Huntsinger was also a master at fine tuning the mechanics: the color of the envelope, the position of the address window, which paragraphs to indent, which sentences to underline. He knew how to lure a reader’s eye just to where he wanted.

Huntsinger encouraged Falwell to focus on wedge issues in his mailings, excoriating the feminist movement and attacking homosexual rights, often equating both with the dangers of communism. As one letter stated: "Dear Friend: Homosexuals are on the march in this country. Homosexuals do not reproduce, they recruit, and many of them are after my children and your children….This is one major reason why we must keep "The Old Time Gospel Hour" alive…So don’t delay. Let me hear from you immediately. I will be anxiously awaiting your reply."

The sense of impending doom the letter conveyed fit perfectly with Huntsinger’s operating credo. It turned a pitch into a storyline (gays on the the march) with sympathetic characters (children) under threat from sex offenders (gay pedophiles). It was an emergency appeal that sought to panic his audience into coming to the rescue.

The Forbes excerpt ends on the note that the gay bashing appeals actually raised very little money.  Given the history of the religious right’s move into politics, I don’t believe it.  Before Anita Bryant showed them that waving the gay menace at people could practically stampede them to the polls, the Falwells and the Robertsons actually did very little gay bashing.  But on the day Falwell stood by her side in front of reporters and declared that "a homosexual will kill you, soon as look at you", he knew she was on to something.
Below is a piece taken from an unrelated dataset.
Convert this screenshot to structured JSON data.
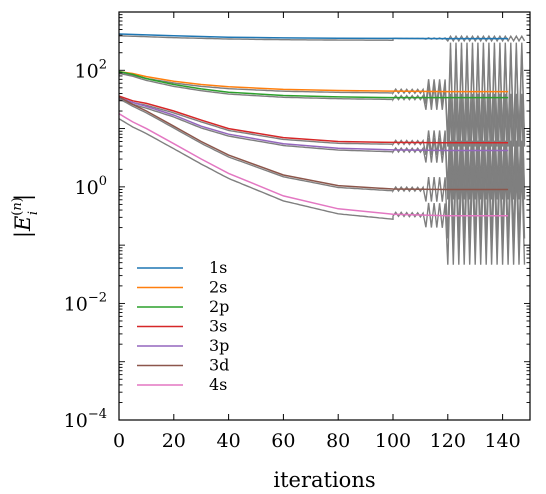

Falwell and his kind didn’t create the climate of fear and contempt toward gay people.  But in the 1970s they began to whip it into a frenzy.  For money.  Never mind all that love your neighbor as yourself crap.  The harder you push their buttons, the more they open their wallets.  And the best button of all was the Homosexuals Are On The March And They Want Your Children button.  It worked.  The money came rolling in.  For Falwell.  For Robertson.  For Dobson.  And for all the other crusaders for Christ.  The money came rolling in.